As I drove across the bridge, it was foggy and humid. Downtown New Orleans looked like San Francisco in June. I knew it was going to be a hot and sticky one. But we couldn’t complain. The weather has been spectacular this week. And humidity and New Orleans go together like beans and rice.
We did hit a speed bump as our brushes ended up at another site, so Molly and I went back to St. Raymond’s for some others. When we got back, the painting at both homes was in full swing. After waiting all week, I got to break into the trim paint. It was great for the students to see the result, as the trim really enhances the color of the siding. And even though we were only able to complete the first coat, they had a chance to get an idea of what the finished home would look like. And the wooden, often hand-carved embellishments on many of these old homes make the job even more fun.
As has become customary, we planned to work through lunch and break off an hour or so early, so that we could go for sandwiches and/or snowballs to celebrate a good week’s work. And by the time we finished at 2:00pm, students and owners alike could appreciate our accomplishments. The couple who owned our home came out to admire our work. The wife, who I assume is the captain of this ship, was thrilled at how the colors looked. Her husband took one look at the yellow and fern green and quietly opined: “this is going to take some getting used to.”
We designated a couple of groups to head over to St. Ray’s to wash brushes, but prior to that we went over to the Parkway Bakery and Tavern for some of the best po-boys in New Orleans. Most of us walked a block to Bayou St. John where we enjoyed them and a Barq’s root beer – again, I have to use the beans and rice analogy. We savored everything from hotdog and a lovely Caprese po-boy to the the more traditional roast beef and fried seafood varieties.
After our late lunch we went our separate ways.
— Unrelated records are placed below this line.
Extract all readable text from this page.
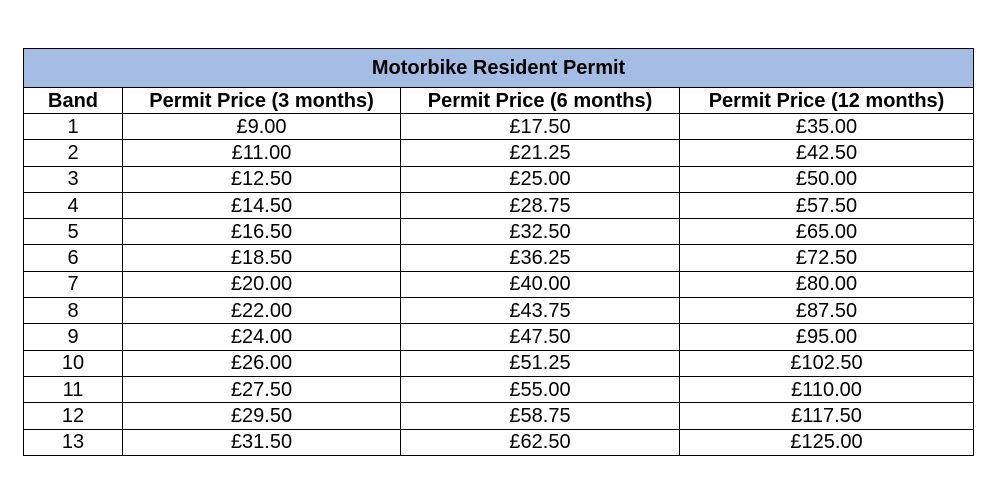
Motorbike Resident Permit			
Band	Permit Price (3 months)	Permit Price (6 months)	Permit Price (12 months)
1	£9.00	£17.50	£35.00
2	£11.00	£21.25	£42.50
3	£12.50	£25.00	£50.00
4	£14.50	£28.75	£57.50
5	£16.50	£32.50	£65.00
6	£18.50	£36.25	£72.50
7	£20.00	£40.00	£80.00
8	£22.00	£43.75	£87.50
9	£24.00	£47.50	£95.00
10	£26.00	£51.25	£102.50
11	£27.50	£55.00	£110.00
12	£29.50	£58.75	£117.50
13	£31.50	£62.50	£125.00
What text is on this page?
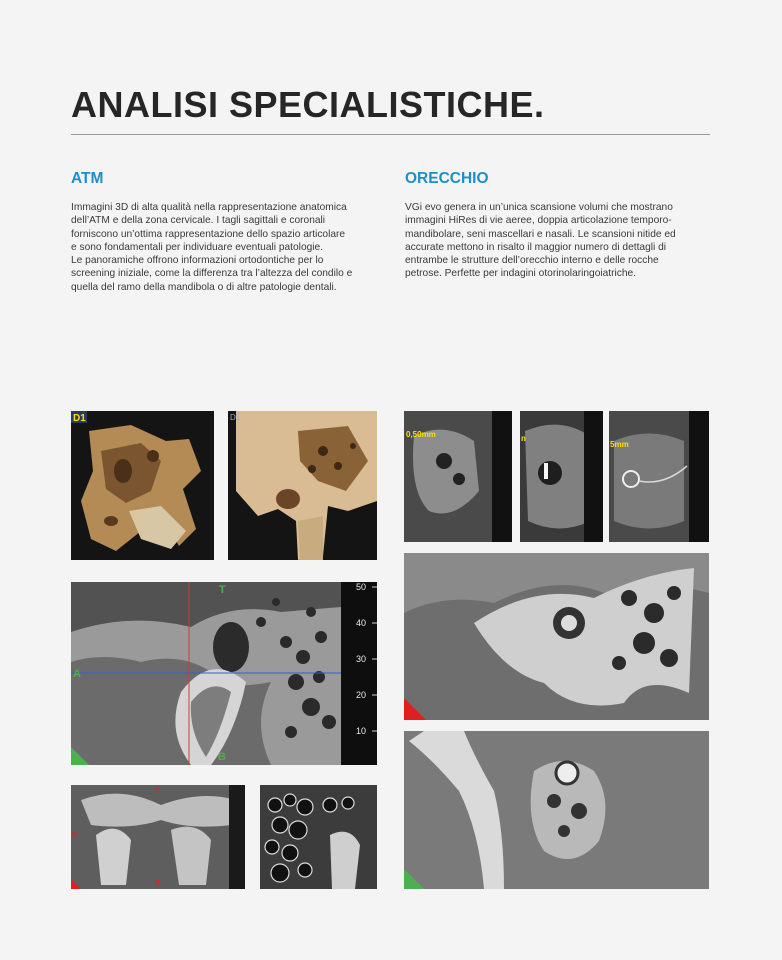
ANALISI SPECIALISTICHE.
ATM

Immagini 3D di alta qualità nella rappresentazione anatomica
dell’ATM e della zona cervicale. I tagli sagittali e coronali
forniscono un’ottima rappresentazione dello spazio articolare
e sono fondamentali per individuare eventuali patologie.
Le panoramiche offrono informazioni ortodontiche per lo
screening iniziale, come la differenza tra l’altezza del condilo e
quella del ramo della mandibola o di altre patologie dentali.

ORECCHIO

VGi evo genera in un’unica scansione volumi che mostrano
immagini HiRes di vie aeree, doppia articolazione temporo-
mandibolare, seni mascellari e nasali. Le scansioni nitide ed
accurate mettono in risalto il maggior numero di dettagli di
entrambe le strutture dell’orecchio interno e delle rocche
petrose. Perfette per indagini otorinolaringoiatriche.

D1	D1
T
A
B
50
40
30
20
10
T
R
B
0,50mm	n
5mm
Some to finish cleaning brushes, others to find a much ballyhooed thrift shop, and others to a snowball stand. I took the opportunity to head back to Marrero for the first shower of the evening.
Afterwards, I went over to Frenchmen Street to catch the first set from the Washboard Chaz Trio, a traditional favorite of mine. I met a young couple from Boston who were down to sample some of the music and sites that they had enjoyed on the HBO series “Treme.” They were headed out to the Rock and Bowl to see Kermit Ruffins, where I was to meet the three groups from my class. So the three of us headed Uptown for an evening of good, decidedly New Orleans entertainment. I had not made to the new Rock and Bowl before (I was a big fan of the original) and didn’t know what to expect, but I was not disappointed.
The space was much bigger than before, but without losing any of the atmosphere. The food was much improved. And Kermit was, well Kermit. The students ate and danced and soaked up the sounds of their last night in New Orleans. The girls were invited to dance on stage, get their pictures taken with Kermit. All in all, I think everyone had a fun and memorable time. A couple of groups left there to go back into the City. Although I didn’t have a 25+ hour drive back to New Hampshire facing me, I’m old and I went back to Madonna Manor to get at least a few hours of sleep. And after a week of working in the sun, I wasn’t aware when the others wandered in from their last night out. But…I know it was late.